RAGFlow, an open-source Retrieval-Augmented Generation engine, suffers from a critical vulnerability allowing unauthenticated remote code execution (RCE). A low-privileged user can execute arbitrary system commands via the Canvas CodeExec component, leading to complete system compromise and potential data exfiltration. This flaw stems from the insecure use of eval() on attacker-controlled data, bypassing intended sandboxing.
Step 1: Authentication: An attacker obtains valid credentials for a low-privileged user account on the RAGFlow instance.
Step 2: Payload Injection: The attacker crafts a malicious payload, typically Python code designed to execute arbitrary system commands (e.g., os.system('whoami') or subprocess.run(['cat', '/etc/passwd'])). This payload is designed to be injected into the stdout stream.
Step 3: Code Execution: The attacker uses the Canvas CodeExec component to trigger the execution of the malicious payload. This is achieved by providing the crafted payload as input to the component.
Step 4: eval() Execution: The Canvas CodeExec component executes the attacker-controlled code, which is then parsed by eval().
Step 5: Command Execution: The injected code, now executed by the server, runs the attacker's commands on the host operating system.
Step 6: Privilege Escalation (Potential): Depending on the system configuration and the attacker's payload, further exploitation could lead to privilege escalation or lateral movement within the network.

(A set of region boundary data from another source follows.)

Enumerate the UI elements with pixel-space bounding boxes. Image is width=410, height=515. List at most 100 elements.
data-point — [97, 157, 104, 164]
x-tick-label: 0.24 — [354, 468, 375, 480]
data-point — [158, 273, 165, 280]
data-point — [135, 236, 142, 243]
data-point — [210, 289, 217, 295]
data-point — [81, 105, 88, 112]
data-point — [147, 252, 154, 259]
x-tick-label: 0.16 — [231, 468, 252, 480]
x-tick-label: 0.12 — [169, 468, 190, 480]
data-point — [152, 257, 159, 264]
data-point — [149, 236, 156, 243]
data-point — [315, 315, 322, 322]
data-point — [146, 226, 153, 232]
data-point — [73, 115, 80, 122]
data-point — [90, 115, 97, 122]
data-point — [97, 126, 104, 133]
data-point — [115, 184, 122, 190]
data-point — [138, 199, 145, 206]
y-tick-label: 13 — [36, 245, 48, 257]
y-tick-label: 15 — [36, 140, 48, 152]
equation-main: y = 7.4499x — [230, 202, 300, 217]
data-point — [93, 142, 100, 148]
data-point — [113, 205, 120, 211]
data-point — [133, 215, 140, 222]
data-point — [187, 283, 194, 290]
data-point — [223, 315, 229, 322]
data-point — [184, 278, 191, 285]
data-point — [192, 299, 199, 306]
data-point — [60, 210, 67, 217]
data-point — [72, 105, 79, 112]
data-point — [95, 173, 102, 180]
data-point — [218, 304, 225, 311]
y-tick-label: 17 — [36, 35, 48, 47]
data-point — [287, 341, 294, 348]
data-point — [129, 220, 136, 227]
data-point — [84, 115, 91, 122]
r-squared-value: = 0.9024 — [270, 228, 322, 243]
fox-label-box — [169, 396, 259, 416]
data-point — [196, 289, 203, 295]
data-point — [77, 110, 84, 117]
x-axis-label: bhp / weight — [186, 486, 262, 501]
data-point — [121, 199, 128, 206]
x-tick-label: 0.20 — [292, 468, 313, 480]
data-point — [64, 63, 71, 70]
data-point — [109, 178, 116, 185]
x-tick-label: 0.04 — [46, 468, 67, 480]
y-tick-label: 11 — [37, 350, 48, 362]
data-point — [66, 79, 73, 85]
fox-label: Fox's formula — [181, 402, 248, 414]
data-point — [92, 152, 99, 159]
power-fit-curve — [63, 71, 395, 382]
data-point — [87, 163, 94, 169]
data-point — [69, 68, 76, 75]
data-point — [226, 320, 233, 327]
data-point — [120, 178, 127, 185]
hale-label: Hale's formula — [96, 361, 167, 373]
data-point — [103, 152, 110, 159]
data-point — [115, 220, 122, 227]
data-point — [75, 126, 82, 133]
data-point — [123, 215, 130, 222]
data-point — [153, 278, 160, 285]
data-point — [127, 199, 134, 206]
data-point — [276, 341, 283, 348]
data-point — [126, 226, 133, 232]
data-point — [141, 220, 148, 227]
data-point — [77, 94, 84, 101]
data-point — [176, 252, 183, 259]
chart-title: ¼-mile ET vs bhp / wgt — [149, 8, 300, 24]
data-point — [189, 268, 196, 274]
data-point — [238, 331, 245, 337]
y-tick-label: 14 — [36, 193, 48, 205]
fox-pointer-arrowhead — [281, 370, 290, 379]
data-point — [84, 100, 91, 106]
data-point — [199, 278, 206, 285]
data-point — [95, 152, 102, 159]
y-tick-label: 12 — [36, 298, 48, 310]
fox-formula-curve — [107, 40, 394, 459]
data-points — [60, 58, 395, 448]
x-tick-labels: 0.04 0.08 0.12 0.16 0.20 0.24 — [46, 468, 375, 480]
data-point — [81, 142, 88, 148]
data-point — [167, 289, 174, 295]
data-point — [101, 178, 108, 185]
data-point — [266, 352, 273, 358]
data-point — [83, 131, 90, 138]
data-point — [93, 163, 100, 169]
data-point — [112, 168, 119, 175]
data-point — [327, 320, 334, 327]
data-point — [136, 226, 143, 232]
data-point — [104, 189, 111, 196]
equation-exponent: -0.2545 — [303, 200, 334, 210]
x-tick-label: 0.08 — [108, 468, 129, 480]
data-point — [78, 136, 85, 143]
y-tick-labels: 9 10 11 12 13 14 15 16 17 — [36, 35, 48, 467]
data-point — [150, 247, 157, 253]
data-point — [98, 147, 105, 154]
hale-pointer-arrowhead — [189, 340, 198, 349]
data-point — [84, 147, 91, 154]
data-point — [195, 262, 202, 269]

The vulnerability lies within the Canvas CodeExec component of RAGFlow, specifically in how it handles the output of executed code. The component uses eval() to parse the stdout of a code execution, intending to convert string results into Python objects. However, this implementation fails to sanitize or validate the stdout before passing it to eval(). This allows an attacker to inject arbitrary Python code into the stdout stream, which is then executed by the server. The lack of input validation and sandboxing around the eval() call is the root cause. Furthermore, the presence of additional endpoints with missing or inverted access control expands the attack surface, enabling chained exploitation. The vulnerability is a classic example of an insecure deserialization flaw, where attacker-controlled data is used to control program execution.